On Mon, 2016-05-02 at 13:26 -0600, Simon Glass wrote:
Hi Scott,
On 2 May 2016 at 13:03, Scott Wood oss@buserror.net wrote:
On Mon, 2016-05-02 at 12:57 -0600, Simon Glass wrote:
Hi Scott,
On 1 May 2016 at 17:34, Scott Wood oss@buserror.net wrote:
On Sun, 2016-05-01 at 12:55 -0600, Simon Glass wrote:
Hi,
On 30 April 2016 at 20:18, Vagrant Cascadian vagrant@debian.org wrote:
Please can you add a commit message?
I don't understand these "empty/missing commit message" remarks when there's a one-line changelog (in the subject). Do you seriously want the same line repeated twice in the git commit, just so something shows up in the body of the e-mail? It's one thing if the commit warrants more than a single line (though it's still not accurate to say that the changelog is completely absent), but a spelling fix is about as trivial as it gets... -Scott
It only takes a few seconds to add a commit message and I think it is good practice.
But if you want to allow commits with no message (other than merge/release tag), then we should document it here: http://www.denx.de/wiki/U-Boot/Patches
There is a commit message. It is 'Fix spelling of "occurred"'.
And that wiki link explicitly says, "Put a detailed description after the summary and blank line. If the summary line is sufficient to describe the change, you can omit the blank line and detailed description."
OK I made a little update to make it more limited:
"Put a detailed description after the summary and blank line. If the summary line is sufficient to describe the change (e.g. it is a trivial spelling correction or whitespace update), you can omit the blank line and detailed description."
Does that seem reasonable?
It's an example so it doesn't really limit anything -- if it did, I think that'd be way too specific. The criteria should be whether the single line adequately describes the patch (including justification, etc. if non-obvious). If it doesn't, then ask for a more detailed changelog, the same as you would if it contained more than one line but still didn't adequately describe the patch.
We should avoid submitting new drivers and forgetting a commit message.
I could see a new driver sometimes reasonably having a one-line commit message (which is not the same as "forgetting a commit message"). It's a driver for hardware <foo>. If there's nothing unusual to be noted about the driver, known limitations, etc. then what else is there to say?
Also some fixes are trivial (e.g. adding 1 to a result) but the reason for them needs to be explained.
Yes, but simply mandating text beyond the summary line is likely to get you stuff like:
foo: Add 1 to result of blah()
Add one to the result of blah().
Signed-off-by: whoever
The problem there is not brevity, it's that important information is missing.

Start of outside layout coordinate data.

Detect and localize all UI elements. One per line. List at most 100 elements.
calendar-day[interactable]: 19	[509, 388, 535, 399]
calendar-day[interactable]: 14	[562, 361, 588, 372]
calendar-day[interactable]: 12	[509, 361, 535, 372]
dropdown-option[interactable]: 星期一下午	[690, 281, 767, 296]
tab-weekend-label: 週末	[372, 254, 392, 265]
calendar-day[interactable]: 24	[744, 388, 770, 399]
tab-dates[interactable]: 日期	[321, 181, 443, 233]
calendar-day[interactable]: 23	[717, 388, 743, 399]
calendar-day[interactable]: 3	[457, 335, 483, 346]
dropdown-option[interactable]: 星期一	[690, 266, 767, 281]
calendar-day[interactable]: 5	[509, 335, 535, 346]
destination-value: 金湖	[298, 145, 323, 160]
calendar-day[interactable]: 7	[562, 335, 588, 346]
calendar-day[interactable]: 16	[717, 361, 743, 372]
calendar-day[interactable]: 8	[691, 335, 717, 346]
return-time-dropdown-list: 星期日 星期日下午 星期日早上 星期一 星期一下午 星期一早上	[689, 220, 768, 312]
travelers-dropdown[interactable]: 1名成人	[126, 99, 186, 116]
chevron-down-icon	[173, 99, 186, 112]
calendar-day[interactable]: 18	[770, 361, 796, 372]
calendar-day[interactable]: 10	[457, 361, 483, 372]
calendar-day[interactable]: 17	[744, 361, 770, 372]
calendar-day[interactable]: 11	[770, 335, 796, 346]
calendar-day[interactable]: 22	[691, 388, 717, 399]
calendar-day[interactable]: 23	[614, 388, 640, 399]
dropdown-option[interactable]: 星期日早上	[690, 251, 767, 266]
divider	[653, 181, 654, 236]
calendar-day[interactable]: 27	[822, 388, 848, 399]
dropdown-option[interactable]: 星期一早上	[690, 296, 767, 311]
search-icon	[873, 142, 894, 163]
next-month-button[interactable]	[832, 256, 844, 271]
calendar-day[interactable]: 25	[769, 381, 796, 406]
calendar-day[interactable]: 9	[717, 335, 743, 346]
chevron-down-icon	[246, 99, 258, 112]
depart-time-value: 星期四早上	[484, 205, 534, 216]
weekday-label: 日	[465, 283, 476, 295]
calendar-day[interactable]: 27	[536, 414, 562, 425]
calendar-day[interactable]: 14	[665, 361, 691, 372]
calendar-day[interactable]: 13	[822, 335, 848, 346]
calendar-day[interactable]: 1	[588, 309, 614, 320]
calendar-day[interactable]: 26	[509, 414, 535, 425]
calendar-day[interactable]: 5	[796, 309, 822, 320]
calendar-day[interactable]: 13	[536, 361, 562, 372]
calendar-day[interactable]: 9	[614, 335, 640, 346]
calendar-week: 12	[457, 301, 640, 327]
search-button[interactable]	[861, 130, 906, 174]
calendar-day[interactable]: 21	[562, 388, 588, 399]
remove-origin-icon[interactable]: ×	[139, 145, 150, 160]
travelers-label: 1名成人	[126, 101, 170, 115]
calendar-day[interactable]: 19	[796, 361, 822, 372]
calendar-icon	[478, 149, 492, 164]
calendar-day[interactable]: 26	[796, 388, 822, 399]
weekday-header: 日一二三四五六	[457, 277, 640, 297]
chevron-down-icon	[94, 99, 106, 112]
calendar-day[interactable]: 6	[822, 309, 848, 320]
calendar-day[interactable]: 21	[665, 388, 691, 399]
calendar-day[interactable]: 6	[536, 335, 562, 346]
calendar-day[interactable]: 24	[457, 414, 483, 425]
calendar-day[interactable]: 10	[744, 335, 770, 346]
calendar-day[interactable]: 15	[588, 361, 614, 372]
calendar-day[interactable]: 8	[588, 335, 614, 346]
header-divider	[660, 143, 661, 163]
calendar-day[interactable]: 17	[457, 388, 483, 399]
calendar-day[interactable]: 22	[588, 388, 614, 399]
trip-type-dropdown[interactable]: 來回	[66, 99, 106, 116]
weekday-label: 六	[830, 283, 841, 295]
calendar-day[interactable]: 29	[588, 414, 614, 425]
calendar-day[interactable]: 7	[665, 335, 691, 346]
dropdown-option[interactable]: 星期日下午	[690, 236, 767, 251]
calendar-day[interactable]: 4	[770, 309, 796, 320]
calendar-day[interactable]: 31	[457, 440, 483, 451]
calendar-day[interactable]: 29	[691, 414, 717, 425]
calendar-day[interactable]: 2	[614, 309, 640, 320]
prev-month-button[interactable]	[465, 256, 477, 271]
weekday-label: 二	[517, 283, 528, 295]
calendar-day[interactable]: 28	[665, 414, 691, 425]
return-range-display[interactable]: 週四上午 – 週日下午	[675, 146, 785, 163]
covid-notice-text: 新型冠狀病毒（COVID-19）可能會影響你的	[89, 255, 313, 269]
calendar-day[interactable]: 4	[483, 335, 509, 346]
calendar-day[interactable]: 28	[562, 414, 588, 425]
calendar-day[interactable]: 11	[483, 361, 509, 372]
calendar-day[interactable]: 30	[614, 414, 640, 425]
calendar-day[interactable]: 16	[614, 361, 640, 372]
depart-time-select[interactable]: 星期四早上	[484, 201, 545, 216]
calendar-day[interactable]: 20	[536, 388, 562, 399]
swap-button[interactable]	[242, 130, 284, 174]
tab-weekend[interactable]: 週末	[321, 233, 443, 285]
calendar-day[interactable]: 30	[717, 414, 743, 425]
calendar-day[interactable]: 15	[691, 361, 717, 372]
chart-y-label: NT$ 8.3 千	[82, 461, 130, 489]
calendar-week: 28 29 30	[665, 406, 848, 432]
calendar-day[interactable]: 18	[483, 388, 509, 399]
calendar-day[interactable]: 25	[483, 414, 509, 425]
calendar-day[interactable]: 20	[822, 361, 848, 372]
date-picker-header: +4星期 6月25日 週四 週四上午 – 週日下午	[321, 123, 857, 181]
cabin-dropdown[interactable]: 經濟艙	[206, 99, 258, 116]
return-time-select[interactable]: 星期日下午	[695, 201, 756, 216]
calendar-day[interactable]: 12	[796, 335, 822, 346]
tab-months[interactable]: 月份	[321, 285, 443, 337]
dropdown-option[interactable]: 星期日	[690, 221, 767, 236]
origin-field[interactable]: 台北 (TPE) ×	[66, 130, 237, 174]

Sorry if I'm being picky on this. I've spent a *lot* of time over the past few years digging into code and finding changes that are not self-explanatory. That's why I am keen on people adding comments to header files for API functions and struct members
Yes, we could definitely use more API/struct documentation. I have no problem with pushing for better changelogs in cases where more information would be helpful. But we shouldn't mandate the changelog equivalent of:
i++; /* add one to i */
I think it helps for people to answer the question 'why should this code be submitted?' when writing a commit message. For the record. in this case, I would have added a message something like 'Occurred is spelled incorrectly in a number of places. Fix these up to provide consistency'.
OK, but "fix spelling" followed by a diff showing the misspellings conveys the same information quite clearly.